As the school year winds down for students, a new effort in education and digital equity is picking up behind the scenes. Arlington’s Digital Inclusion Initiative, announced in December 2017, will leverage the County’s fiber-optic network, ConnectArlington, to bring free broadband Internet access to low- and moderate-income households in Arlington, including those with school-age children.
Arlington Mill Residences, a low- and moderate-income residential development, will serve as the demonstration project for the initiative, which is being carried out in collaboration with the Arlington Partnership for Affordable Housing (APAH) and other supporting organizations. The 122-unit APAH-owned building is home to 159 children. Studies have shown that low-income school children often are less likely to own computers and use the Internet than their higher income peers, creating a “homework gap” where students have difficulty accessing online resources, communicating with teachers, and completing their school assignments.
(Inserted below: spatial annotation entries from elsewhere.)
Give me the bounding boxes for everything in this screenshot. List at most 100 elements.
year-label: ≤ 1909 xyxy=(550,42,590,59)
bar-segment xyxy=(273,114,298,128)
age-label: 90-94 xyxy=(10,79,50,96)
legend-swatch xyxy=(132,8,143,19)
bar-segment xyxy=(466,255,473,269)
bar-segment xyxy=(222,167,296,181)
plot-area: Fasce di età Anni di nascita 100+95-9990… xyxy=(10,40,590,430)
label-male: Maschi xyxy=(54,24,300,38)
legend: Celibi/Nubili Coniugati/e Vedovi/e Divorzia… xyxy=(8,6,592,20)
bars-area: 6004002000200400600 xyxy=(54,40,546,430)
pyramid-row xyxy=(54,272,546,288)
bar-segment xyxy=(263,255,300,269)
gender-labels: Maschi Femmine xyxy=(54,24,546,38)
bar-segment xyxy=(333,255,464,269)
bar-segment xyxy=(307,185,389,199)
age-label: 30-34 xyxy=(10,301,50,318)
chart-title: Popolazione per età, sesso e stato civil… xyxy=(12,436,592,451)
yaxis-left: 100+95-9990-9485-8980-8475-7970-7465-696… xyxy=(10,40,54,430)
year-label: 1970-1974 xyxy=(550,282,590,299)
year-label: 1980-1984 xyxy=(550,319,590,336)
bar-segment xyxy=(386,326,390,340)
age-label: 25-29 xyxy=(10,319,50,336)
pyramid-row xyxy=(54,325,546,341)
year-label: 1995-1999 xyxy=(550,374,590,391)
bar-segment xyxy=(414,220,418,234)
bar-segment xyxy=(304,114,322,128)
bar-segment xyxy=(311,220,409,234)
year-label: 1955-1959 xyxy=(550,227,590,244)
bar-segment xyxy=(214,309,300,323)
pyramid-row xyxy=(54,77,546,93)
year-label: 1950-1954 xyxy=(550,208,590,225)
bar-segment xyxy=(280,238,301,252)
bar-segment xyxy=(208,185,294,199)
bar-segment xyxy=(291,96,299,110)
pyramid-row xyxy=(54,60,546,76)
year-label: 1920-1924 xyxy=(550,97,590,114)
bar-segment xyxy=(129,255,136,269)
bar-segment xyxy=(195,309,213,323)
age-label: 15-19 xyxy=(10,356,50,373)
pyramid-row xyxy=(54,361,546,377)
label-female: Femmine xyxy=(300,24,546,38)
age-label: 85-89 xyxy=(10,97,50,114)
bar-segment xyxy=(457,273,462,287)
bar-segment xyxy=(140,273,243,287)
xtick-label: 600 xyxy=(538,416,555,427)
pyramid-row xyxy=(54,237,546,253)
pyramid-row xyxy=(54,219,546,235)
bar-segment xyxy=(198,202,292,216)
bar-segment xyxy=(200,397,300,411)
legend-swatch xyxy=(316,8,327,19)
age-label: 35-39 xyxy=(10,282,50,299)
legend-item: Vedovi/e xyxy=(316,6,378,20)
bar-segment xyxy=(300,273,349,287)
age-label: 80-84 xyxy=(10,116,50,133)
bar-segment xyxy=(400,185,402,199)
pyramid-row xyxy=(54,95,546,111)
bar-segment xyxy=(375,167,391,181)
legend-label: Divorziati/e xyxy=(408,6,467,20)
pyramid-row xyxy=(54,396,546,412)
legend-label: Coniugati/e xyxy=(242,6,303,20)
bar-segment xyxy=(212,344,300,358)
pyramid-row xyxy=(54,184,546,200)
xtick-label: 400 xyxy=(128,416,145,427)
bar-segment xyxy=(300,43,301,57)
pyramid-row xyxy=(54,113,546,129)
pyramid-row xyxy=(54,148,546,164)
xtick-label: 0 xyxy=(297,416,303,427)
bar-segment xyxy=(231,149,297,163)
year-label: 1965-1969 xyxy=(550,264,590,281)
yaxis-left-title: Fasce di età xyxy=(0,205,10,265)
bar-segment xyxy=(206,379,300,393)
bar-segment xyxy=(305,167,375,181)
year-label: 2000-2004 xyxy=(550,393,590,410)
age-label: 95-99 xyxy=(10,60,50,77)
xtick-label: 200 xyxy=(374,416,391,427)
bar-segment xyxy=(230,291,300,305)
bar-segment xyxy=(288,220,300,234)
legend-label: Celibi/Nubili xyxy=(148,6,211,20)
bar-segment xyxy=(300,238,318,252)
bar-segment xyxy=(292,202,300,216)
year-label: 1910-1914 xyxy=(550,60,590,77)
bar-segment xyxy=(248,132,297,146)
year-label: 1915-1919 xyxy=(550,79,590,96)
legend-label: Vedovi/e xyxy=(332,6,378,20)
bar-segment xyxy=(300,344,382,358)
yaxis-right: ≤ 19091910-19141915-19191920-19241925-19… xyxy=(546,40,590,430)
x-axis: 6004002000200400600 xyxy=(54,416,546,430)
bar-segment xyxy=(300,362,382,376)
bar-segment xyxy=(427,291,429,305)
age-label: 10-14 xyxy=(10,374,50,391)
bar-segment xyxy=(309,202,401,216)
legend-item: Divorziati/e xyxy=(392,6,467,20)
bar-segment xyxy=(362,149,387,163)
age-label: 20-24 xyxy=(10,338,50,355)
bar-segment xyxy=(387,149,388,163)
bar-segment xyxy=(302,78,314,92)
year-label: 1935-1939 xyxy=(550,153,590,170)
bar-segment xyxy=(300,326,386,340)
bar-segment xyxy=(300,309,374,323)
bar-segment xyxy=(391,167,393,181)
“APAH is thrilled by the County’s support for bridging the digital divide for our residents at Arlington Mill,” said APAH President and CEO Nina Janopaul. “Half of our residents have no reliable access to the Internet. Students use Internet portals to complete their homework. Parents need the Internet to follow their children’s progress in school. Workers need the Internet to apply for jobs. This program removes a major barrier for our residents to fully participate in our community.”
Thanks to a grant from Arlington County and in-kind contributions from the supporting organizations, Arlington Mill residents will receive free Internet access for three years, along with refurbished laptops provided through APAH by Computer Recycling of Virginia, Inc. Residents will also receive free digital literacy training and classes. These contributions aim to close the homework gap for students and improve digital equity more broadly by providing access to online learning, job applications, healthcare and more to students’ parents, as well as adults without children.
Arlington’s Digital Inclusion Initiative is gaining national attention. The County recently learned that it will receive the Community Broadband and Digital Equity Innovative Partnership Award from the National Association of Telecommunications Officers and Advisors (NATOA). The award recognizes the County’s collaborative partnership with APAH as well as Virginia Tech, Wi-Fiber and Potomac Fiber. The award also recognizes Arlington as a national leader in community broadband efforts with its ConnectArlington network linking County and Schools buildings, libraries, and police, fire and public safety locations throughout the County, ensuring that the community will benefit as demand for digital services continually increases over the long term.
The award will be presented to the County on Aug. 30 at NATOA’s annual conference in Philadelphia.